Heikki Linnakangas <hlinnakangas@vmware.com> writes:
> On 28.03.2013 01:01, Tom Lane wrote:
>> Simon Riggs<simon@2ndQuadrant.com> writes:
>>> I'm inclined to think that the overhead isn't worth the trouble. This
>>> is the only bug of its type we had in recent years.
>> I agree that checking for resource leaks after each WAL record seems
>> too expensive compared to what we'd get for it. But perhaps it's worth
>> making a check every so often, like at restartpoints?
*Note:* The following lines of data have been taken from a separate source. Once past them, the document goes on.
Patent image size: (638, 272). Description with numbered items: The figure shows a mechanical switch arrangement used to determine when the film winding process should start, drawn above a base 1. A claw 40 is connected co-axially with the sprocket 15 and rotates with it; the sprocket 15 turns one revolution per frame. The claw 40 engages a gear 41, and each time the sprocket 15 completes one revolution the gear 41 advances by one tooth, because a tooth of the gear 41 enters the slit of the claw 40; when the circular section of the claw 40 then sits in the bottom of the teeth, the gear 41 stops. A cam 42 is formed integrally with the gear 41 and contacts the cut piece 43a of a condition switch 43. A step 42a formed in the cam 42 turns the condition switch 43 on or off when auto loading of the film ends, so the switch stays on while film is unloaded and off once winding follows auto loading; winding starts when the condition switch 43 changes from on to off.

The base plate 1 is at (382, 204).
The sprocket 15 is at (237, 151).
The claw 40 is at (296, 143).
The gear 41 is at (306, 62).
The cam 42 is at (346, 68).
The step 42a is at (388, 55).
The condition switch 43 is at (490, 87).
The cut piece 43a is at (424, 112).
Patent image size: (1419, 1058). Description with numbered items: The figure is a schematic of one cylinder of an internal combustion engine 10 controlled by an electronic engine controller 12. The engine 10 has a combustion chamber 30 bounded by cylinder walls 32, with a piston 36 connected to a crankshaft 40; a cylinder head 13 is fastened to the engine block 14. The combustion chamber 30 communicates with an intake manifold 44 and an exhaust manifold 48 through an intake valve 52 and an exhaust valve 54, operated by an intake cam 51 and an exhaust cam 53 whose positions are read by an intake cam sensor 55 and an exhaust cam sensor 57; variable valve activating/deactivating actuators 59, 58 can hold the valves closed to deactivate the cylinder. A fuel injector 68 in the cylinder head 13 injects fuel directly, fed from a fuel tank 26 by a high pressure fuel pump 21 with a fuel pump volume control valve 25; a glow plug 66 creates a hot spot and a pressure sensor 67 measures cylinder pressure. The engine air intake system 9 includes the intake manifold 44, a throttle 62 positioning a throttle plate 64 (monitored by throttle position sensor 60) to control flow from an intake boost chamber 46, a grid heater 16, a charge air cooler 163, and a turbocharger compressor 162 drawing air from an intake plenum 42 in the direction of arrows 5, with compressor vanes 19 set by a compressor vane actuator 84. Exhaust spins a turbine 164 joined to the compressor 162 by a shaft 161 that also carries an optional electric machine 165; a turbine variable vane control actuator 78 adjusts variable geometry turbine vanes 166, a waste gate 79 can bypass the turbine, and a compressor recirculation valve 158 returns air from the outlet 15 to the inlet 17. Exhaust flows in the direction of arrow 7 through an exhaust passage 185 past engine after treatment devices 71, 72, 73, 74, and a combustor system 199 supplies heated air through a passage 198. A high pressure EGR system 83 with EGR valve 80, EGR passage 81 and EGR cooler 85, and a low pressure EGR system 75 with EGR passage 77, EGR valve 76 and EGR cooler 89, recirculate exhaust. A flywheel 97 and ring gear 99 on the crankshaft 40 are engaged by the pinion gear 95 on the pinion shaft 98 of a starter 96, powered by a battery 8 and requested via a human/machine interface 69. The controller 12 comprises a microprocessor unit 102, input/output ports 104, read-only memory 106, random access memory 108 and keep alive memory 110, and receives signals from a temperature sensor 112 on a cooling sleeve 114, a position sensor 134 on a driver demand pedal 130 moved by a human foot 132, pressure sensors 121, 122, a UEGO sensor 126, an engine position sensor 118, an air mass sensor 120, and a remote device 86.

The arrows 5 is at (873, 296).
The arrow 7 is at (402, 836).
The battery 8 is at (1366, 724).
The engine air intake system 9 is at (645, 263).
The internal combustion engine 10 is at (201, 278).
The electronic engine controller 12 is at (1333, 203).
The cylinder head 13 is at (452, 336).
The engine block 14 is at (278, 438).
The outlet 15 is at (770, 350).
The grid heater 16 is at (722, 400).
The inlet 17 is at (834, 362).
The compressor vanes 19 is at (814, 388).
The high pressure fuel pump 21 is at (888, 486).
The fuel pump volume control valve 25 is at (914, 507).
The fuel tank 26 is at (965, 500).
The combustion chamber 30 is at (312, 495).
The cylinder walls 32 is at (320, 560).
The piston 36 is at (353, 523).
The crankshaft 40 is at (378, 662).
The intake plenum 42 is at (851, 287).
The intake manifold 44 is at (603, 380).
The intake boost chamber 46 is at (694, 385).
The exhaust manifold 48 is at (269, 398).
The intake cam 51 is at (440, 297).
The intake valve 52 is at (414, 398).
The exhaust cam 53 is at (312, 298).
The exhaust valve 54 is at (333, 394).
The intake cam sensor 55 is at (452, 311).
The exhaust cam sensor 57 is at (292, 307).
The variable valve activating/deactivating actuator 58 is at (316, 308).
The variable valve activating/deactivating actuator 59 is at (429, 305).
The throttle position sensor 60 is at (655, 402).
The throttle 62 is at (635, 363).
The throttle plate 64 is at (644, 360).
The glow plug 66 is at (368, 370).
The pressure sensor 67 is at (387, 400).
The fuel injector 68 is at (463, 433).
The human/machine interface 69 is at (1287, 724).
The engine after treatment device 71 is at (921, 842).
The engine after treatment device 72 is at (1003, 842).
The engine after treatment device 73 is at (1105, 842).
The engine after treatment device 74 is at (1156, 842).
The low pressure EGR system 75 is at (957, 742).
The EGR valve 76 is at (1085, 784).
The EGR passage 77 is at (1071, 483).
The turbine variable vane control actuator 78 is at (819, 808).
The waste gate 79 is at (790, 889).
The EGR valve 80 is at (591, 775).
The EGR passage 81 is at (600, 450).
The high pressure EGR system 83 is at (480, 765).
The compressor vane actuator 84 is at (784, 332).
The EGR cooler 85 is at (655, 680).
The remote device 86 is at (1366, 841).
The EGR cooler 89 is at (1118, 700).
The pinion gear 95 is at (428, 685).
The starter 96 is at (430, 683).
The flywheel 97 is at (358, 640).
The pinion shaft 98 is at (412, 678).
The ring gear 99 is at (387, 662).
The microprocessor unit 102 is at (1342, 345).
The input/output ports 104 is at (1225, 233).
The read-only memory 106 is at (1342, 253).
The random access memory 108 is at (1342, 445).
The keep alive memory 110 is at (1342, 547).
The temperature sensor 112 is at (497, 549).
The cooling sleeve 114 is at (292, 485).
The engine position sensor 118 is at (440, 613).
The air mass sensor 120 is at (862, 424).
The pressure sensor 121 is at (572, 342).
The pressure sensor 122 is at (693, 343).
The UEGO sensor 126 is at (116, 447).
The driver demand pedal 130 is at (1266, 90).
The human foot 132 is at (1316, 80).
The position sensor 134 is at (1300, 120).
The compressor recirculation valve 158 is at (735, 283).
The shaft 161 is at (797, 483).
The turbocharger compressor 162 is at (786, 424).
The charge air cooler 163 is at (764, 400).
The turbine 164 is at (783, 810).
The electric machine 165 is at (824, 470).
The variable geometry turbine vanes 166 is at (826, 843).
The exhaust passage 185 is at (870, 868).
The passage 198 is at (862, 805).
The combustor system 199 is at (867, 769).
> That sounds very seldom. How about making it an assertion to check after
> every record? I guess I'll have to do some testing to see how expensive
> it really is.
Well, the actually productive part of this patch is to reduce such a
failure from ERROR to WARNING, which seems like it probably only
requires *one* resource cleanup after we exit the apply loop. Doing it
per restartpoint is probably reasonable to limit the resource owner's
memory consumption (if there were a leak) over a long replay sequence.
I am really not seeing much advantage to doing it per record.
I suppose you are thinking of being helpful during development, but if
anything I would argue that the current behavior of a hard failure is
best for development. It guarantees that the developer will notice the
failure, if it occurs at all in his test scenario; whereas a WARNING
that goes only to the postmaster log will be very very easily missed.